Выбрать главу

Nandalee blickte in den Tunnel, dem sie folgen sollte. Ein warmer Luftzug kam von dort, der den Wohlgeruch von Drachen mit sich trug. Was wollte Nachtatem von ihr? Warum empfing er sie nicht in der Halle der Gazala oder draußen in den Gärten der Felsoase? Wusste er um ihren Streit mit dem Rotrücken?

Sie streckte die Fackel vor und ging los. Dieser Tunnel war anders als der vorherige. Hier waren die Wände von zarten Gipsblüten bedeckt, die aus den Fugen der Steinquader wucherten. Die Decke war von Ruß geschwärzt. Ein Prickeln überlief die Elfe, und plötzlich war es, als griffe die Faust eines unsichtbaren Riesen nach ihr, um sie vorwärtszuzerren. Das Gefühl dauerte nur einen Herzschlag – dann hatte sich alles um sie herum verändert. Von einem Moment auf den anderen fand sie sich in einer weiten Halle wieder, die sie nie zuvor gesehen hatte. Himmelsschlangen umringten sie.

Erschrocken blickte Nandalee sich um. Alle bis auf eine hatten sich zu dieser Versammlung eingefunden. Auch Elfen waren anwesend: Lyvianne, die geheimnisvolle Zauberweberin aus der Weißen Halle, Bidayn, die sich der Meisterin der Magie verschrieben hatte, auch Nodon, den Befehlshaber der Drachenelfen im Jadegarten, entdeckte sie. Und Gonvalon!

Der Tunnel musste sie zu einem der geheimen Drachenpfade geführt haben, die es einem, ähnlich wie die Albenpfade, erlaubten, weite Distanzen mit einem einzigen Schritt zu überwinden.

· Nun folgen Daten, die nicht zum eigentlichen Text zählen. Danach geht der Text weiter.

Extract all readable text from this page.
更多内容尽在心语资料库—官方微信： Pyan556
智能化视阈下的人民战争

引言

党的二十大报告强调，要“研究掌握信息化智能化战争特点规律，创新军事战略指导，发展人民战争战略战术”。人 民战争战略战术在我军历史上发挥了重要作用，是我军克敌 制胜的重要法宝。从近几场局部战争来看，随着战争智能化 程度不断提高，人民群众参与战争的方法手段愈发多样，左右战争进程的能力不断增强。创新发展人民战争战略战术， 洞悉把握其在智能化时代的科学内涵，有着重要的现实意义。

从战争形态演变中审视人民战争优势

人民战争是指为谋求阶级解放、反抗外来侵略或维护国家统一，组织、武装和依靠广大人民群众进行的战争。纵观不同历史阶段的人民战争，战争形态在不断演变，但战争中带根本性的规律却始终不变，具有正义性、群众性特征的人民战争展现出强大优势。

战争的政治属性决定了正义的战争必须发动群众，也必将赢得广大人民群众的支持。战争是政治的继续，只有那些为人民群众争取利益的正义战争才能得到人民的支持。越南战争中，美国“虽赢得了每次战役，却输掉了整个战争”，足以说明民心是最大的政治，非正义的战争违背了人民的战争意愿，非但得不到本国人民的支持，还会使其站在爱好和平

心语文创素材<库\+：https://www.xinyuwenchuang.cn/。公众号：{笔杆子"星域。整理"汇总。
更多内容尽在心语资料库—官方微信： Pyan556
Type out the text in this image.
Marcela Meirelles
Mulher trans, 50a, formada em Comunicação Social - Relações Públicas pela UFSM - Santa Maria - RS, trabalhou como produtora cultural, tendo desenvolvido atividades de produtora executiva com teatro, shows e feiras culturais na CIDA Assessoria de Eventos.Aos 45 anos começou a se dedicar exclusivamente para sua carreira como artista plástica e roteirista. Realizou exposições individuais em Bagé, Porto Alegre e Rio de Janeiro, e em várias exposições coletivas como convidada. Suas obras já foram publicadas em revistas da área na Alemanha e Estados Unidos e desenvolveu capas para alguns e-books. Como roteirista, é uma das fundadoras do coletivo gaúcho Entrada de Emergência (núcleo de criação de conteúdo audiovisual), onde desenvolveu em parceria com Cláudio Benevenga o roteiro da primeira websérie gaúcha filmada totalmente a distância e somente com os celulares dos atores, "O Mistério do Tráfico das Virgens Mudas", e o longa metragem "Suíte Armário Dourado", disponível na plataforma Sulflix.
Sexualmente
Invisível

So war es unmöglich zu sagen, ob sich diese Halle irgendwo unterhalb des Jadegartens oder aber Hunderte Meilen entfernt befand.

Ihr kommt spät, Dame Nandalee.

Die Gedanken des Drachen, die sie heimsuchten, waren wie ein plötzlicher Guss Eiswasser in den Nacken. Sie zuckte zusammen. Es war der Goldene, der das Wort an sie gerichtet hatte.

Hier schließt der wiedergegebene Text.